Few would dispute today that William Faulkner belongs among the front ranks of literary modernists, though he was not typically viewed in those terms when publishing his major works. But what sort of modernist—or modernists—was he? This collection examines the who, what, where, when, and how of Faulkner’s modernism: its characters and cohort, its key subjects and themes, its locations and periodization, and its defining aesthetic strategies.

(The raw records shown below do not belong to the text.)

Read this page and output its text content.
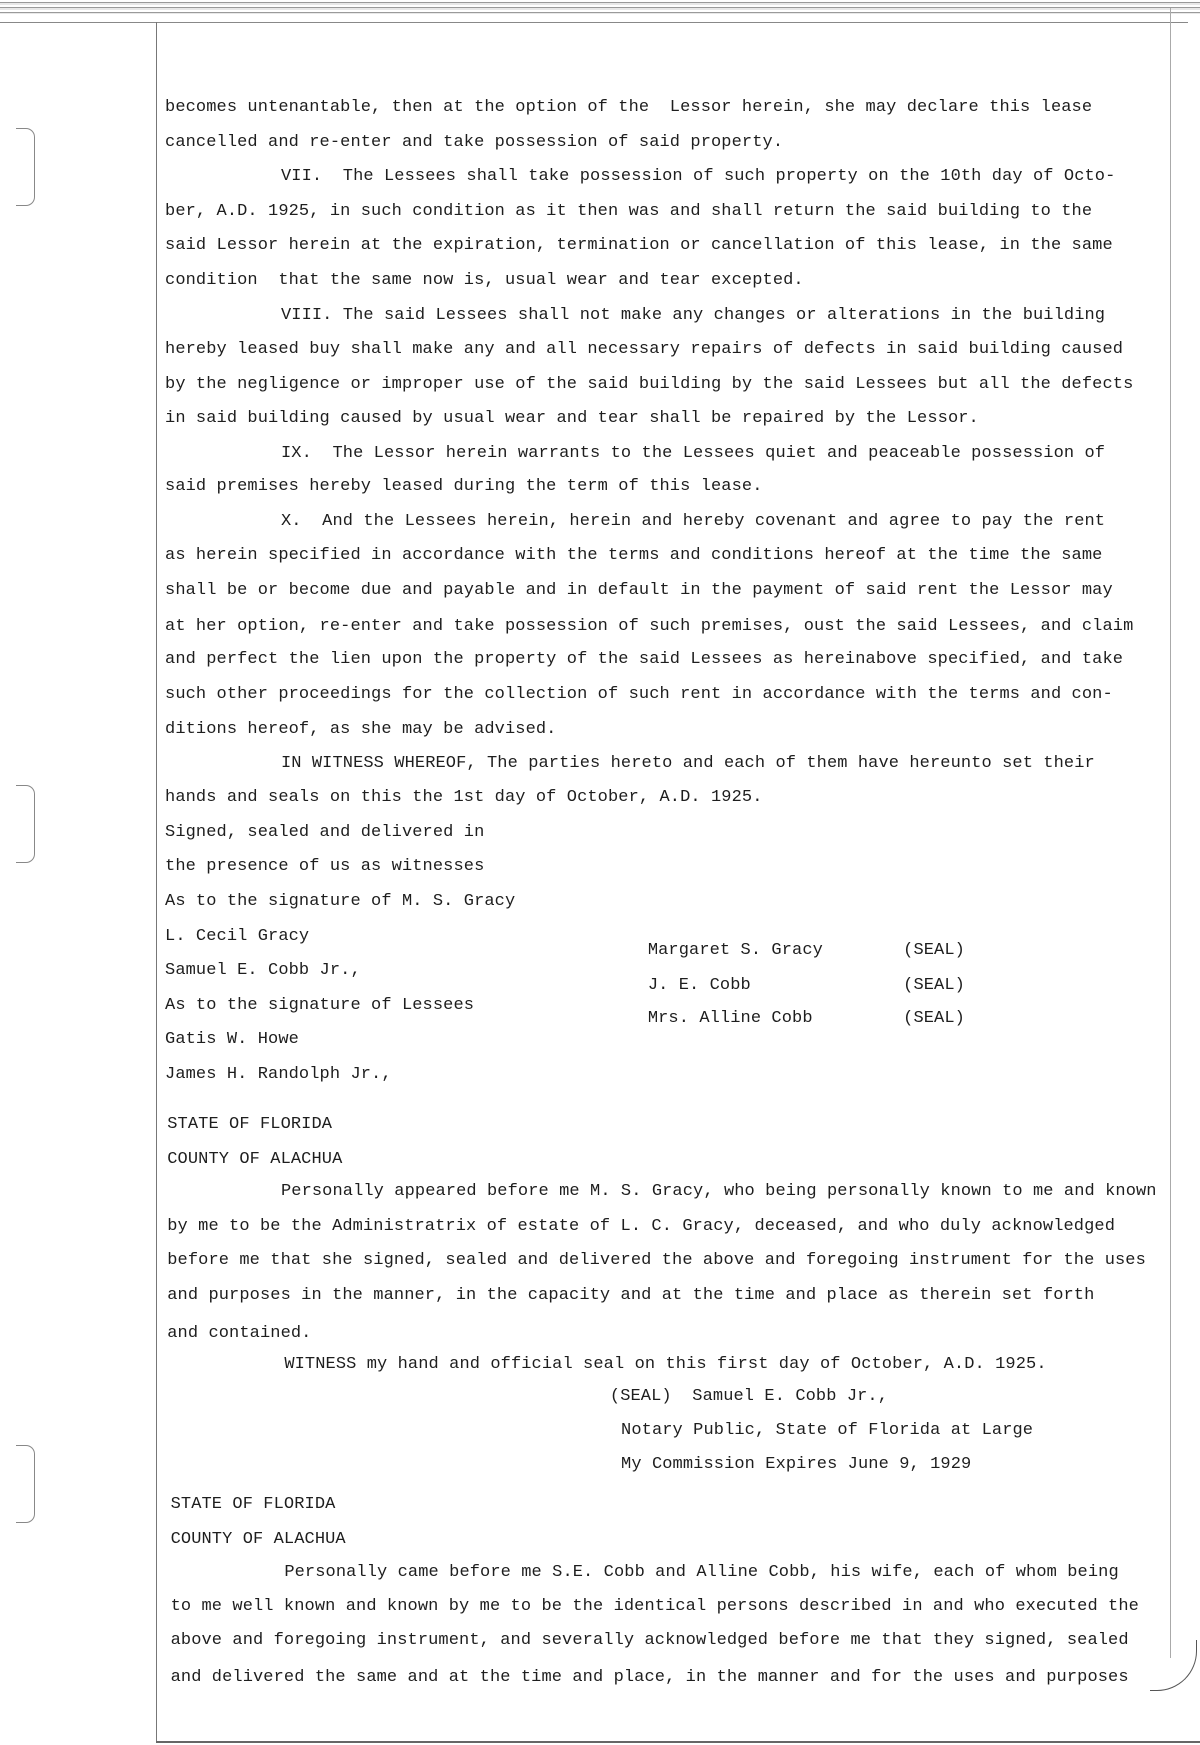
becomes untenantable, then at the option of the  Lessor herein, she may declare this lease
cancelled and re-enter and take possession of said property.
VII.  The Lessees shall take possession of such property on the 10th day of Octo-
ber, A.D. 1925, in such condition as it then was and shall return the said building to the
said Lessor herein at the expiration, termination or cancellation of this lease, in the same
condition  that the same now is, usual wear and tear excepted.
VIII. The said Lessees shall not make any changes or alterations in the building
hereby leased buy shall make any and all necessary repairs of defects in said building caused
by the negligence or improper use of the said building by the said Lessees but all the defects
in said building caused by usual wear and tear shall be repaired by the Lessor.
IX.  The Lessor herein warrants to the Lessees quiet and peaceable possession of
said premises hereby leased during the term of this lease.
X.  And the Lessees herein, herein and hereby covenant and agree to pay the rent
as herein specified in accordance with the terms and conditions hereof at the time the same
shall be or become due and payable and in default in the payment of said rent the Lessor may
at her option, re-enter and take possession of such premises, oust the said Lessees, and claim
and perfect the lien upon the property of the said Lessees as hereinabove specified, and take
such other proceedings for the collection of such rent in accordance with the terms and con-
ditions hereof, as she may be advised.
IN WITNESS WHEREOF, The parties hereto and each of them have hereunto set their
hands and seals on this the 1st day of October, A.D. 1925.
Signed, sealed and delivered in
the presence of us as witnesses
As to the signature of M. S. Gracy
L. Cecil Gracy
Samuel E. Cobb Jr.,
As to the signature of Lessees
Gatis W. Howe
James H. Randolph Jr.,
STATE OF FLORIDA
COUNTY OF ALACHUA
Personally appeared before me M. S. Gracy, who being personally known to me and known
by me to be the Administratrix of estate of L. C. Gracy, deceased, and who duly acknowledged
before me that she signed, sealed and delivered the above and foregoing instrument for the uses
and purposes in the manner, in the capacity and at the time and place as therein set forth
and contained.
WITNESS my hand and official seal on this first day of October, A.D. 1925.
(SEAL)  Samuel E. Cobb Jr.,
Notary Public, State of Florida at Large
My Commission Expires June 9, 1929
STATE OF FLORIDA
COUNTY OF ALACHUA
Personally came before me S.E. Cobb and Alline Cobb, his wife, each of whom being
to me well known and known by me to be the identical persons described in and who executed the
above and foregoing instrument, and severally acknowledged before me that they signed, sealed
and delivered the same and at the time and place, in the manner and for the uses and purposes
Margaret S. Gracy	(SEAL)
J. E. Cobb	(SEAL)
Mrs. Alline Cobb	(SEAL)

The essays place Faulkner in dialogue with global modernists such as Virginia Woolf, James Joyce, Marcel Proust, and Richard Wright. Contributors explore his fascination with modern objects and architecture; his experiments in aviation and adaptation to avant-garde theater; the impact of modernity on childhood, family, and nation; his critique of eugenics, Fordism, and Taylorism; his phenomenology of race; and his movement from "high" to "late" modernism. They also question the very utility of the term "modernism" when applied to Faulkner’s singular art. Faulkner’s Modernisms offers a bracing reappraisal of one of the twentieth century’s most challenging and idiosyncratic writers.

Jay Watson is Howry Emeritus Professor of Faulkner Studies and Distinguished Emeritus Professor of English at the University of Mississippi. He is author of many publications, including William Faulkner and the Faces of Modernity; Forensic Fictions: The Lawyer Figure in Faulkner; and Fossil Fuel Faulkner: Energy, Modernity, and the US South. He is also coeditor of multiple volumes in University Press of Mississippi’s Faulkner and Yoknapatawpha Series.

James G. Thomas, Jr., is associate director for publications at the University of Mississippi’s Center for the Study of Southern Culture. He is an editor of the twenty-four-volume New Encyclopedia of Southern Culture and The Mississippi Encyclopedia; coeditor (with Jay Watson) of multiple volumes in the Faulkner and Yoknapatawpha Series; and editor of Conversations with Barry Hannah. His work has appeared in Ethnic Heritage in Mississippi: The Twentieth Century, Southern Cultures, Southern Quarterly, and elsewhere.